The Journal of experimental medicine

Defective Fas expression exacerbates neurotoxicity in a model of Parkinson's disease.

PMID 16129703


Fas (CD95), a member of the tumor necrosis factor-receptor superfamily, has been studied extensively as a death-inducing receptor in the immune system. However, Fas is also widely expressed in a number of other tissues, including in neurons. Here, we report that defects in the Fas/Fas ligand system unexpectedly render mice highly susceptible to neural degeneration in a model of Parkinson's disease. We found that Fas-deficient lymphoproliferative mice develop a dramatic phenotype resembling clinical Parkinson's disease, characterized by extensive nigrostriatal degeneration accompanied by tremor, hypokinesia, and loss of motor coordination, when treated with the neurotoxin 1-methyl-4-phenyl-1,2,3,6-tetrahydropyridine (MPTP) at a dose that causes no neural degeneration or behavioral impairment in WT mice.
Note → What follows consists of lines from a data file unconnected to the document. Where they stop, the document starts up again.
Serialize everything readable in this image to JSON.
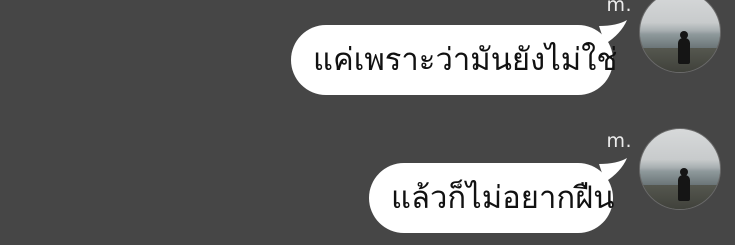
{
  "messages": [
    {
      "sender": "m.",
      "text": "แค่เพราะว่ามันยังไม่ใช่",
      "avatar_icon": "profile-photo-person-at-beach"
    },
    {
      "sender": "m.",
      "text": "แล้วก็ไม่อยากฝืน",
      "avatar_icon": "profile-photo-person-at-beach"
    }
  ],
  "colors": {
    "background": "#464646",
    "bubble": "#ffffff",
    "bubble_text": "#111111",
    "sender_text": "#ececec"
  }
}
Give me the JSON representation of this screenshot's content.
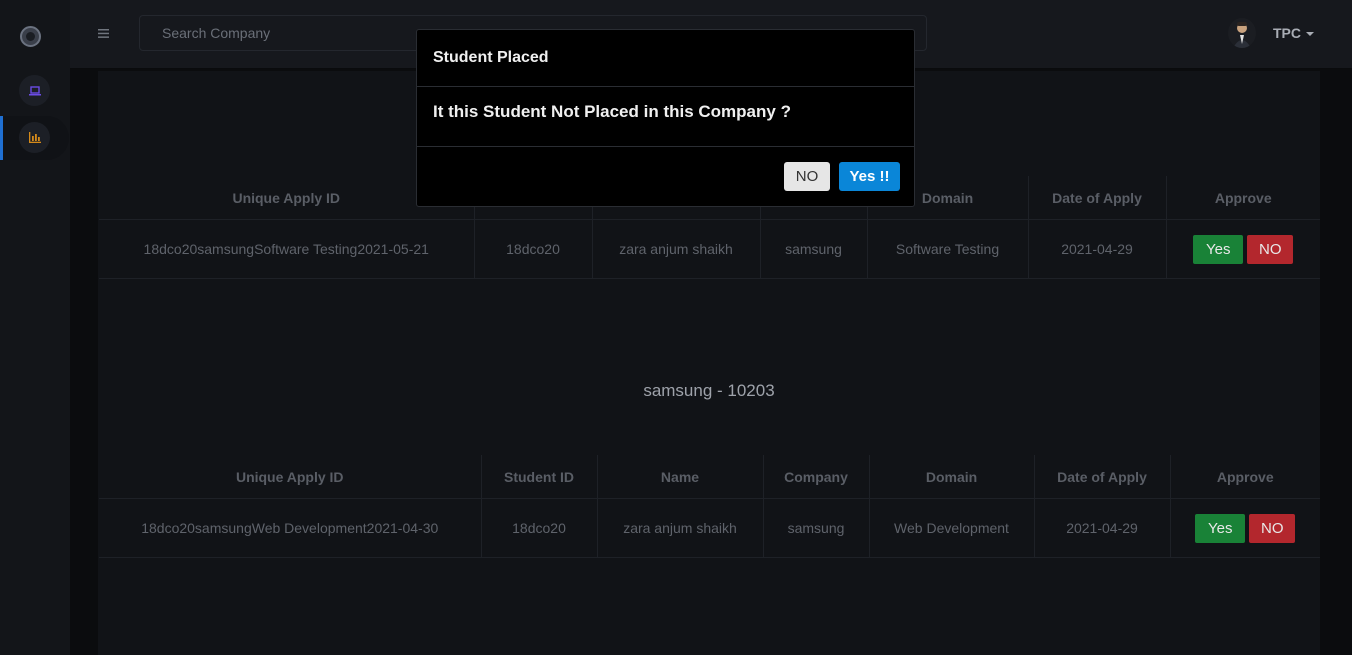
{
  "topbar": {
    "search_placeholder": "Search Company",
    "user_label": "TPC"
  },
  "sidebar": {
    "items": [
      {
        "icon": "laptop-icon",
        "color": "#6b4ce6"
      },
      {
        "icon": "bar-chart-icon",
        "color": "#d48a1a"
      }
    ]
  },
  "tables": {
    "headers": [
      "Unique Apply ID",
      "Student ID",
      "Name",
      "Company",
      "Domain",
      "Date of Apply",
      "Approve"
    ],
    "first": {
      "row": [
        "18dco20samsungSoftware Testing2021-05-21",
        "18dco20",
        "zara anjum shaikh",
        "samsung",
        "Software Testing",
        "2021-04-29"
      ],
      "yes": "Yes",
      "no": "NO"
    },
    "second_title": "samsung - 10203",
    "second": {
      "row": [
        "18dco20samsungWeb Development2021-04-30",
        "18dco20",
        "zara anjum shaikh",
        "samsung",
        "Web Development",
        "2021-04-29"
      ],
      "yes": "Yes",
      "no": "NO"
    }
  },
  "modal": {
    "title": "Student Placed",
    "body": "It this Student Not Placed in this Company ?",
    "no_label": "NO",
    "yes_label": "Yes !!"
  },
  "colors": {
    "yes": "#198237",
    "no": "#b3272d",
    "modal_yes": "#0a86d8",
    "active_bar": "#1f6fd1"
  }
}
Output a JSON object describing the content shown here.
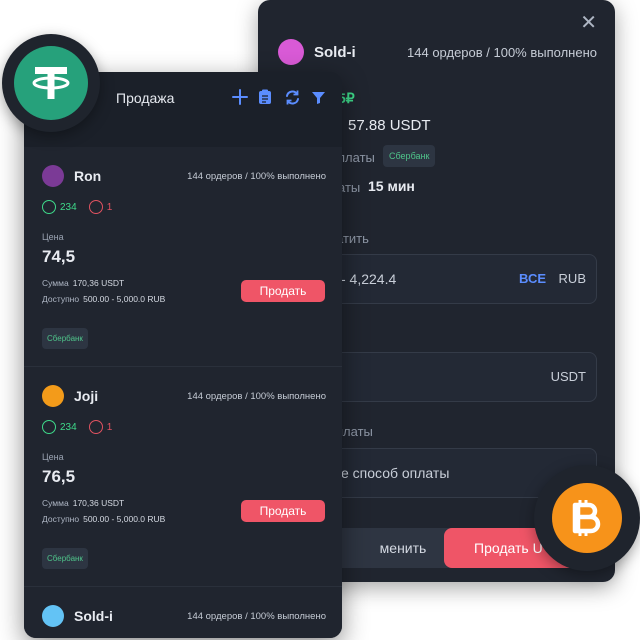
{
  "colors": {
    "panel_bg": "#20252f",
    "accent_blue": "#5b8dff",
    "sell_red": "#ef5567",
    "positive_green": "#3ed98a",
    "negative_red": "#e05260",
    "usdt_green": "#26a17b",
    "btc_orange": "#f7931a"
  },
  "back_panel": {
    "close_icon": "close-icon",
    "seller_name": "Sold-i",
    "seller_color": "#d95ad6",
    "seller_stats": "144 ордеров / 100% выполнено",
    "rate_fragment": "5₽",
    "limit_value": "57.88 USDT",
    "payment_label_fragment": "платы",
    "bank_tag": "Сбербанк",
    "time_label_fragment": "аты",
    "time_value": "15 мин",
    "want_pay_label_fragment": "атить",
    "amount_field": {
      "value_fragment": "- 4,224.4",
      "all_label": "ВСЕ",
      "currency": "RUB"
    },
    "receive_field": {
      "currency": "USDT"
    },
    "method_label_fragment": "платы",
    "method_field": {
      "placeholder_fragment": "е способ оплаты"
    },
    "cancel_button_fragment": "менить",
    "sell_button_fragment": "Продать U"
  },
  "front_panel": {
    "title": "Продажа",
    "header_icons": [
      "plus-icon",
      "clipboard-icon",
      "refresh-icon",
      "filter-icon"
    ],
    "labels": {
      "price": "Цена",
      "sum": "Сумма",
      "available": "Доступно",
      "sell": "Продать"
    },
    "offers": [
      {
        "name": "Ron",
        "avatar_color": "#7b3a96",
        "stats": "144 ордеров / 100% выполнено",
        "positive": "234",
        "negative": "1",
        "price": "74,5",
        "sum": "170,36  USDT",
        "available": "500.00 - 5,000.0  RUB",
        "bank": "Сбербанк"
      },
      {
        "name": "Joji",
        "avatar_color": "#f39b1a",
        "stats": "144 ордеров / 100% выполнено",
        "positive": "234",
        "negative": "1",
        "price": "76,5",
        "sum": "170,36  USDT",
        "available": "500.00 - 5,000.0  RUB",
        "bank": "Сбербанк"
      },
      {
        "name": "Sold-i",
        "avatar_color": "#63c3f5",
        "stats": "144 ордеров / 100% выполнено"
      }
    ]
  },
  "logos": {
    "usdt": "tether-logo",
    "btc": "bitcoin-logo"
  }
}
Mice with generalized lymphoproliferative disease, which express a mutated Fas ligand, display an intermediate phenotype between that of lymphoproliferative and WT mice. Moreover, Fas engagement directly protects neuronal cells from MPTP/1-methyl-4-phenylpyridinium ion toxicity in vitro. Our data show that decreased Fas expression renders dopaminergic neurons highly susceptible to degeneration in response to a Parkinson-causing neurotoxin. These findings constitute the first evidence for a neuroprotective role for Fas in vivo.